Ned had not only pulled the brim of his sombrero down over his eyes, but he reinforced it with one hand to keep from being blinded, for the time, by the sand, but it was hard work. As a final resort he let the lids remain open only enough for him to see his comrade who was but three feet away. Meanwhile, he felt the sand going down his collar, and entering every opening of his clothing, scratching and stinging his skin.
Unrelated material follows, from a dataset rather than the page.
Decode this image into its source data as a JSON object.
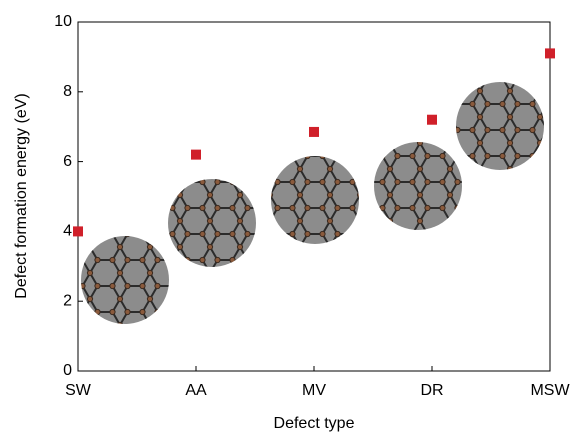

The wind all the time was roaring in his ears, and now and then the horses neighed in alarm. But they kept onward. Ned knew that they were passing dips and swells, but he knew nothing else.
The storm blew itself out in about three hours. Ned and Obed emerged from an obscurity as great as that of night. The wind ceased shrieking and was succeeded by a stillness that was almost deathly in comparison. The sun came out suddenly, and shone brightly over the dips and swells. But Ned and Obed looked at each other and laughed. Both were so thickly plastered with sand and dust that they had little human semblance.
Ned shook himself, and a cloud of dust flew from him, but so much remained that he could not tell the difference.
“I think we’d better take a drink out of our water bottles,” said Obed. “I’d like mighty well to have a bath, too, but I don’t see a bath tub convenient. Is there any sign of our friends, the enemy, Ned?”